As used herein, according to some embodiments, the terms “substantially” and “about” may be interchangeable.
For ease of description, in some of the figures a three-dimensional cartesian coordinate system (with orthogonal axes x, y, and z) is introduced. It is noted that the orientation of the coordinate system relative to a depicted object may vary from one figure to another. Further, the symbol ⊙ may be used to represent an axis pointing “out of the page”, while the symbol ⊗ may be used to represent an axis pointing “into the page”.
Referring to the figures, in block diagrams and flowcharts, optional elements and operations, respectively, may be delineated by a dashed line.
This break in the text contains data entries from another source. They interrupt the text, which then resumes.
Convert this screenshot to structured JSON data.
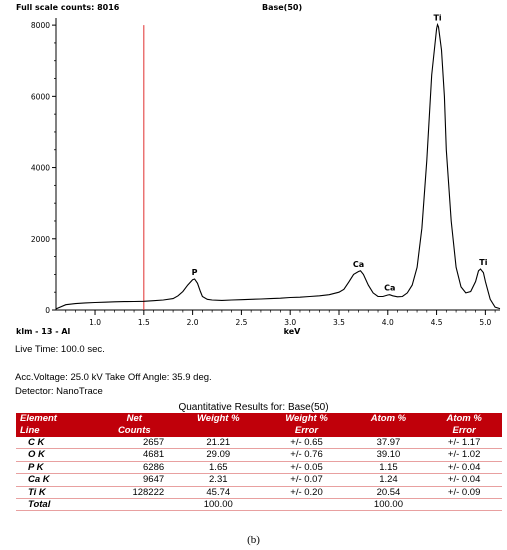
{
  "header": {
    "full_scale": "Full scale counts: 8016",
    "title": "Base(50)"
  },
  "chart_data": {
    "type": "line",
    "title": "Base(50)",
    "xlabel": "keV",
    "ylabel": "",
    "sample_label": "klm - 13 - Al",
    "xlim": [
      0.6,
      5.15
    ],
    "ylim": [
      0,
      8200
    ],
    "yticks": [
      0,
      2000,
      4000,
      6000,
      8000
    ],
    "xticks": [
      1.0,
      1.5,
      2.0,
      2.5,
      3.0,
      3.5,
      4.0,
      4.5,
      5.0
    ],
    "xtick_labels": [
      "1.0",
      "1.5",
      "2.0",
      "2.5",
      "3.0",
      "3.5",
      "4.0",
      "4.5",
      "5.0"
    ],
    "ytick_labels": [
      "0",
      "2000",
      "4000",
      "6000",
      "8000"
    ],
    "marker_x": 1.5,
    "line_color": "#000000",
    "marker_color": "#e03030",
    "series": [
      {
        "x": [
          0.6,
          0.7,
          0.8,
          0.9,
          1.0,
          1.1,
          1.2,
          1.3,
          1.4,
          1.5,
          1.6,
          1.7,
          1.8,
          1.85,
          1.9,
          1.95,
          2.0,
          2.02,
          2.05,
          2.08,
          2.1,
          2.15,
          2.2,
          2.3,
          2.4,
          2.5,
          2.6,
          2.7,
          2.8,
          2.9,
          3.0,
          3.1,
          3.2,
          3.3,
          3.4,
          3.5,
          3.55,
          3.6,
          3.65,
          3.7,
          3.72,
          3.75,
          3.8,
          3.85,
          3.9,
          3.95,
          4.0,
          4.02,
          4.05,
          4.1,
          4.15,
          4.2,
          4.25,
          4.3,
          4.35,
          4.4,
          4.45,
          4.5,
          4.51,
          4.52,
          4.55,
          4.58,
          4.6,
          4.65,
          4.7,
          4.75,
          4.8,
          4.85,
          4.9,
          4.93,
          4.95,
          4.98,
          5.0,
          5.05,
          5.1,
          5.15
        ],
        "y": [
          30,
          150,
          180,
          200,
          210,
          220,
          230,
          235,
          240,
          245,
          260,
          280,
          320,
          400,
          520,
          700,
          850,
          870,
          750,
          520,
          380,
          300,
          280,
          270,
          280,
          290,
          300,
          310,
          320,
          330,
          350,
          360,
          380,
          400,
          430,
          500,
          580,
          780,
          1000,
          1080,
          1100,
          1000,
          700,
          480,
          380,
          380,
          420,
          430,
          400,
          370,
          380,
          480,
          700,
          1200,
          2300,
          4200,
          6600,
          7900,
          8016,
          7950,
          7300,
          6000,
          4500,
          2500,
          1200,
          650,
          480,
          520,
          800,
          1100,
          1150,
          1050,
          800,
          300,
          80,
          40
        ]
      }
    ],
    "peak_labels": [
      {
        "text": "P",
        "x": 2.02,
        "y": 870
      },
      {
        "text": "Ca",
        "x": 3.7,
        "y": 1100
      },
      {
        "text": "Ca",
        "x": 4.02,
        "y": 430
      },
      {
        "text": "Ti",
        "x": 4.51,
        "y": 8016
      },
      {
        "text": "Ti",
        "x": 4.98,
        "y": 1150
      }
    ]
  },
  "info": {
    "live_time": "Live Time: 100.0 sec.",
    "acc_voltage": "Acc.Voltage: 25.0 kV  Take Off Angle: 35.9 deg.",
    "detector": "Detector: NanoTrace"
  },
  "results": {
    "title": "Quantitative Results for: Base(50)",
    "header_color": "#c0000a",
    "columns": [
      {
        "line1": "Element",
        "line2": "Line"
      },
      {
        "line1": "Net",
        "line2": "Counts"
      },
      {
        "line1": "Weight %",
        "line2": ""
      },
      {
        "line1": "Weight %",
        "line2": "Error"
      },
      {
        "line1": "Atom %",
        "line2": ""
      },
      {
        "line1": "Atom %",
        "line2": "Error"
      }
    ],
    "rows": [
      [
        "C K",
        "2657",
        "21.21",
        "+/- 0.65",
        "37.97",
        "+/- 1.17"
      ],
      [
        "O K",
        "4681",
        "29.09",
        "+/- 0.76",
        "39.10",
        "+/- 1.02"
      ],
      [
        "P K",
        "6286",
        "1.65",
        "+/- 0.05",
        "1.15",
        "+/- 0.04"
      ],
      [
        "Ca K",
        "9647",
        "2.31",
        "+/- 0.07",
        "1.24",
        "+/- 0.04"
      ],
      [
        "Ti K",
        "128222",
        "45.74",
        "+/- 0.20",
        "20.54",
        "+/- 0.09"
      ],
      [
        "Total",
        "",
        "100.00",
        "",
        "100.00",
        ""
      ]
    ]
  },
  "caption": "(b)"
}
It is appreciated that certain features of the disclosure, which are, for clarity, described in the context of separate embodiments, may also be provided in combination in a single embodiment. Conversely, various features of the disclosure, which are, for brevity, described in the context of a single embodiment, may also be provided separately or in any suitable sub-combination or as suitable in any other described embodiment of the disclosure. No feature described in the context of an embodiment is to be considered an essential feature of that embodiment, unless explicitly specified as such.
Although operations in disclosed methods, according to some embodiments, may be described in a specific sequence, methods of the disclosure may include some or all of the described operations carried out in a different order. A method of the disclosure may include a few of the operations described or all of the operations described. No particular operation in a disclosed method is to be considered an essential operation of that method, unless explicitly specified as such.
Although the disclosure is described in conjunction with specific embodiments thereof, it is evident that numerous alternatives, modifications, and variations that are apparent to those skilled in the art may exist. Accordingly, the disclosure embraces all such alternatives, modifications and variations that fall within the scope of the appended claims. It is to be understood that the disclosure is not necessarily limited in its application to the details of construction and the arrangement of the components and/or methods set forth herein. Other embodiments may be practiced, and an embodiment may be carried out in various ways.
The phraseology and terminology employed herein are for descriptive purposes and should not be regarded as limiting. Citation or identification of any reference in this application shall not be construed as an admission that such reference is available as prior art to the disclosure. Section headings are used herein to ease understanding of the specification and should not be construed as necessarily limiting.